A letter from the mid-20th century written by a Horton...

A letter from the mid-20th century written by a Horton family ancestor found in a secet compartment of an antique desk at the Cutchogue-New Suffolk Historical Council on Monday. Credit: Randee Daddona

As an expert in antique furniture, Colette Gilbert McClain looks for the devil in the details.

Where others may see an old desk as simply a piece of wood, she’s attuned to pick out the stories it may hold: an ashy mark from a candle snuffed out, calligraphy ink spills in the grain.

It’s why she took particular interest in a cherrywood slant desk that dates to the 1700s on a recent tour of the Wickham farmhouse on the village green in Cutchogue, ultimately uncovering a decades-old letter in a hidden compartment.

Written in the mid-20th century and signed Aunt Jo Cornell Horton, the note tells the history of the desk, which was passed down within the Horton family, an early English founding family in Southold. The letter marks a fascinating discovery for local historians and is stirring debate over family folklore and fact.

Explaining how the letter was found, McClain, 60, recalled that she asked Mark MacNish, executive director of the Cutchogue-New Suffolk Historical Council, to open the desk's writing surface during the tour of the farmhouse. She then traced her finger along what looked like a decorative Grecian column. Out slid a thin wooden panel containing an envelope.

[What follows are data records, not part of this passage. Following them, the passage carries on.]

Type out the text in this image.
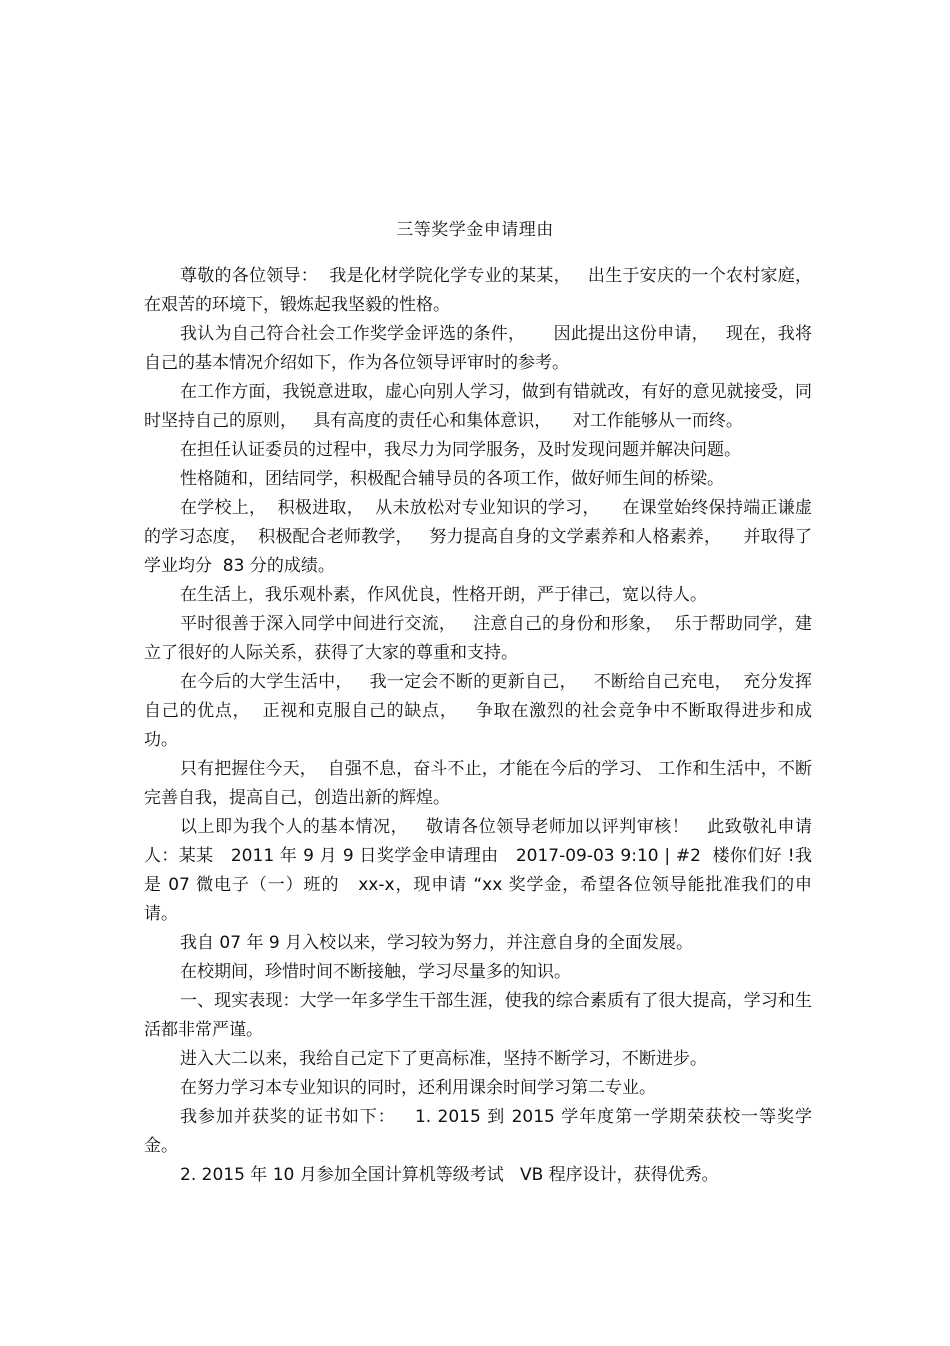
三等奖学金申请理由

尊敬的各位领导：  我是化材学院化学专业的某某，   出生于安庆的一个农村家庭，在艰苦的环境下，锻炼起我坚毅的性格。

我认为自己符合社会工作奖学金评选的条件，     因此提出这份申请，   现在，我将自己的基本情况介绍如下，作为各位领导评审时的参考。

在工作方面，我锐意进取，虚心向别人学习，做到有错就改，有好的意见就接受，同时坚持自己的原则，   具有高度的责任心和集体意识，    对工作能够从一而终。

在担任认证委员的过程中，我尽力为同学服务，及时发现问题并解决问题。

性格随和，团结同学，积极配合辅导员的各项工作，做好师生间的桥梁。

在学校上，  积极进取，  从未放松对专业知识的学习，    在课堂始终保持端正谦虚的学习态度，  积极配合老师教学，   努力提高自身的文学素养和人格素养，    并取得了学业均分  83 分的成绩。

在生活上，我乐观朴素，作风优良，性格开朗，严于律己，宽以待人。

平时很善于深入同学中间进行交流，   注意自己的身份和形象，  乐于帮助同学，建立了很好的人际关系，获得了大家的尊重和支持。

在今后的大学生活中，   我一定会不断的更新自己，   不断给自己充电，  充分发挥自己的优点，  正视和克服自己的缺点，   争取在激烈的社会竞争中不断取得进步和成功。

只有把握住今天，  自强不息，奋斗不止，才能在今后的学习、 工作和生活中，不断完善自我，提高自己，创造出新的辉煌。

以上即为我个人的基本情况，   敬请各位领导老师加以评判审核！   此致敬礼申请人：某某   2011 年 9 月 9 日奖学金申请理由   2017-09-03 9:10 | #2  楼你们好 !我是 07 微电子（一）班的   xx-x，现申请 “xx 奖学金，希望各位领导能批准我们的申请。

我自 07 年 9 月入校以来，学习较为努力，并注意自身的全面发展。

在校期间，珍惜时间不断接触，学习尽量多的知识。

一、现实表现：大学一年多学生干部生涯，使我的综合素质有了很大提高，学习和生活都非常严谨。

进入大二以来，我给自己定下了更高标准，坚持不断学习，不断进步。

在努力学习本专业知识的同时，还利用课余时间学习第二专业。

我参加并获奖的证书如下：   1. 2015 到 2015 学年度第一学期荣获校一等奖学金。

2. 2015 年 10 月参加全国计算机等级考试   VB 程序设计，获得优秀。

“When you look at 18th century furniture, these pieces were meant to be handed down to future generations,” McClain, a Southampton resident and former curator of education at East Hampton Historical Society explained, adding that the compartments were often used to conceal love letters and family heirlooms. “You didn’t really have a centralized banking system, so you’d hide things — important documents, jewelry, gold, silver, money in these heavy pieces.”

MacNish said: “For an organization like us, this was better than a love letter.”

Mark MacNish of the Cutchogue-New Suffolk Historical Council and historian...

Mark MacNish of the Cutchogue-New Suffolk Historical Council and historian Colette Gilbert McClain with the 18th century Horton Desk at the council on Monday. Credit: Randee Daddona

The letter says that the desk belonged to William Burnette Horton, who owned a farm in Cutchogue extending to the Peconic Bay before leaving in “1830 or thereabouts” for Andersonville, Georgia, to operate “a plantation with slaves until the Civil War was over” and then returning to the North Fork. The desk continued to be passed down until 2011, when Curtis Wells Horton II donated the desk to the historical council.

The letter's discovery piqued the interest of Southold historian Amy Folk, who has been researching the history of slavery as part of the North Fork project with several others for the last four years.

“My first instinct was to research it,” Folk said. Her research led her down a path of genealogy and census data that challenges the historical accuracy of the letter.

Though a national slave schedule from 1850 shows a William B. Horton lived in Georgia and owned three slaves, Folk’s research indicates that he might actually be William Brinson Horton, not William Burnette Horton from Southold.

“The author would have been going off of their family's history as she knew it,” Folk explained, describing the letter as “problematic" to that version of history.

"She wouldn’t have had the ability to do that kind of intense research that we can [do] now online,” Folk said.

Despite the historical ambiguity, MacNish still reveres the letter for its significance.

“Provenance attached to an item is very important," said MacNish, referring to any records of ownership for an antique. "It makes the piece come alive, and gives us points for further research."

McClain concurred that the questions are valid, since the account didn’t come from a primary source.

“But now we have names. And because we have names, we have access to history,” she said.

Names, and interesting details to weave into tours of the pre-Revolutionary era farmhouse. “If I didn’t touch it, it might have been hidden for another 60 years.”

LOCAL HISTORY

• The Wickham Farmhouse was originally built along Route 25 in 1704 and was donated to the historical council in 1965.

• The desk is estimated to have been constructed between 1740 and 1790.

• Since taking the helm, MacNish said he wants to tell a more complete version of local history. He recently installed a sign on the property to honor Keturah, a woman who was enslaved in Cutchogue in the 19th century.